Well, that is wrong. Single value accesses are O(1) amortized.

Also, Java is a lower level language but I don’t think simply programming in Java instead teaches you this. Either way, it’s the difference between learning how to write programs and learning computer science.

2 comments

Updated the original comment accordingly.

I suppose that’s also fair. I would say that Java at least makes you aware that there is magic afoot. You have to explicitly write that you’d like to use a HashMap, at which point someone writing or reading the code might wonder “what’s that?” Instead, python hides behind the abstraction of a “dictionary” when it should be in my opinion broadcasted from the high heavens that this is a hash map in disguise.

As far as the remainder of your comment, I agree wholeheartedly. Learn computer science. It makes you a better programmer.

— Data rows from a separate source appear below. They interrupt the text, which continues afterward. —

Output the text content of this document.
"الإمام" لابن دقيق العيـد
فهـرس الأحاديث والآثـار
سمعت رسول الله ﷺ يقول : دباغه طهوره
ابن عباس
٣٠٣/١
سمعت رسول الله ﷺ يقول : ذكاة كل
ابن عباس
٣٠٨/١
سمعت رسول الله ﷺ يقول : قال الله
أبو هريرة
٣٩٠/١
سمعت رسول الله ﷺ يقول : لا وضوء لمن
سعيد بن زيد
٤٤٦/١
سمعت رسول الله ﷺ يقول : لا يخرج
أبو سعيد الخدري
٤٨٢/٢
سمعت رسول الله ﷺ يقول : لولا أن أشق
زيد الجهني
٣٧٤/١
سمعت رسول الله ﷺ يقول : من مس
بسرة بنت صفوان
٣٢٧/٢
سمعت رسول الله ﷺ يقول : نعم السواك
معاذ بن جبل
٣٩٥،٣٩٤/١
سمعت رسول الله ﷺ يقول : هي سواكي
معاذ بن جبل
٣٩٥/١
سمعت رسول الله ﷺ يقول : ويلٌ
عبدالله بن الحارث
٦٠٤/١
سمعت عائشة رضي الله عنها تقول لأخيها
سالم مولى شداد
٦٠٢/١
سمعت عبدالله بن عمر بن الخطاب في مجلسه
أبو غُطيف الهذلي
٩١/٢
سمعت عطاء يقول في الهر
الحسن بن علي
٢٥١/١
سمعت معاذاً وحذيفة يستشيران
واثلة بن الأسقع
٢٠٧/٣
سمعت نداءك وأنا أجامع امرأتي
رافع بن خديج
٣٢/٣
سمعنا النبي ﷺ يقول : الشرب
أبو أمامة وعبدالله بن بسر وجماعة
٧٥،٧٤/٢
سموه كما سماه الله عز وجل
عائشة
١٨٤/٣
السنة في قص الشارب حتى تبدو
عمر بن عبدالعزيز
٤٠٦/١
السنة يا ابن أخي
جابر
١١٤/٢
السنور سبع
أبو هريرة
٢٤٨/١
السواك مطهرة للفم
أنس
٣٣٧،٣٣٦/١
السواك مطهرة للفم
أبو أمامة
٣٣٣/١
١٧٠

Yeah, that’s true. Calling it a “dictionary” definitely doesn’t help! I would support any and all efforts to stop inventing new words for established constructs. I learned to program with Python and I am confident these things held me back, now that you mention it.
You got me curious there. Do you have any resource recommendation to learn about the cost of different data structures/algos and such?
This is what big O (also little O and little omega) notation is all about. Unfortunately, all the resources I know of teach it as pure mathematics, so they require a firm grasp of mathematical proofs to understand the details and implications.

With that said I highly recommend the classic Introduction to Algorithms (CLRS for short) by Cormen et Al. It is written in clear and straightforward language. And the lectures on MIT OCW by Erik Demaine are outstanding.

By reading and watching the lectures I deeply understood stuff that I had just muddled through previously.

https://en.m.wikipedia.org/wiki/Introduction_to_Algorithms

Introduction to Algorithms is a classic that every serious programmer should read cover to cover.

at my first programming job (now almost 30 years ago), I remember implementing the red-black tree algorithms in C from that book. It is chock full of really useful ideas that will make your systems better.

CLRS is the text, but for a more gentle introduction see Grokking Algorithms.